In complicated aortic pathology, the primary focus of the treatment of this deadly disease is of course to promote immediate survival at the end of the surgical procedure. However, in young patients, to avoid reoperation on the remaining dissected proximal, descending thoracic, and thoracoabdominal aortas is also a concern5. The potential benefits of this intervention in acute aortic dissection are to (1) resect primary intimal tears beyond the ascending aorta, (2) resect or exclude re-entry tears in the distal aorta, (3) facilitate re-expansion of the distal true lumen and (4) promote false lumen obliteration. Ideally this approach would reduce early malperfusion, improve late aortic remodeling and decrease late mortality without increasing perioperative morbidity and mortality2. Favorable remodeling is particularly important in young patients with studies demonstrating that those submitted to stenting of the DTA had better remodeling and lower percentage of subsequent operations downstream of the thoracic aorta5. Spinal cord ischemia (SCI) is the Achilles heel of this procedure, and the incidence of new spinal cord injuries range from 1 to 21.7% in the literature with body core temperature greater than 28 °C in combination with a circulatory arrest time of more than 40 min and a distal landing zone lower than T10 being all associated with higher incidence of paraplegia3. In our case, we induced moderate hypothermia, cooling the patient to an approximate nasopharyngeal temperature of 24ºC. The total circulatory arrest time was of 27 minutes and the landing zone was above T7.

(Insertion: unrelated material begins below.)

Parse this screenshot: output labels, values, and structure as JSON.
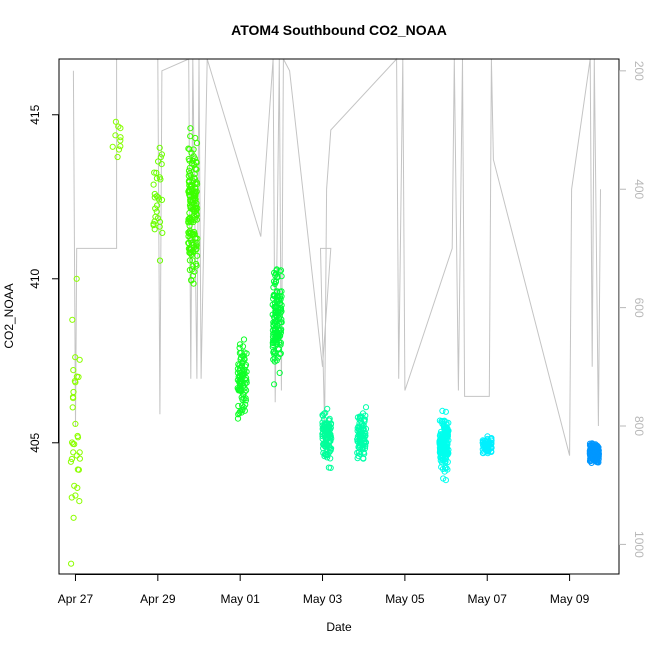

Some technical pearls are worth to discuss. Although we decided for an antegrade deployment, at the beginning of the operation a guidewire as introduced via right femoral artery. This had two main objectives: 1) secure that the stent graft was deployed within the true lumen; 2) to allow a controlled delivery of the stent graft with through-and-through wire access, avoiding any misdeployments or distal aortic perforations. The stent graft was sutured fixated to the dacron component to prevent future migration of the device. As we were dealing with a frail aorta, we aimed for an oversize of the stent graft of 10% to 15% larger than the long axis of the true lumen of the proximal descending thoracic aorta. Warm water was applied at the end of the stent deployment for full stent graft expansion because the deployment was performed during the hypothermic circulatory arrest period. The stent graft was then gently balloon-dilated to attain proper apposition against the aortic wall.
Conclusion
This hybrid approach with off-the-shelf devices was successful and avoided the cumulative morbidity of an additional left thoracotomy as well as the technical difficulty of a full open surgery in this setting. Open arch repair with an elephant trunk provided a proximal landing zone for a thoracic endograft. Further creative uses of these hybrid techniques will undoubtedly serve a larger role in the treatment of emergent thoracic aortic pathologies, providing an ever-widening option for the treatment aortic pathologies. The existence of an “aortic team” available to evaluate, decide and combine the expertise of cardiothoracic and vascular surgery was essential in this case.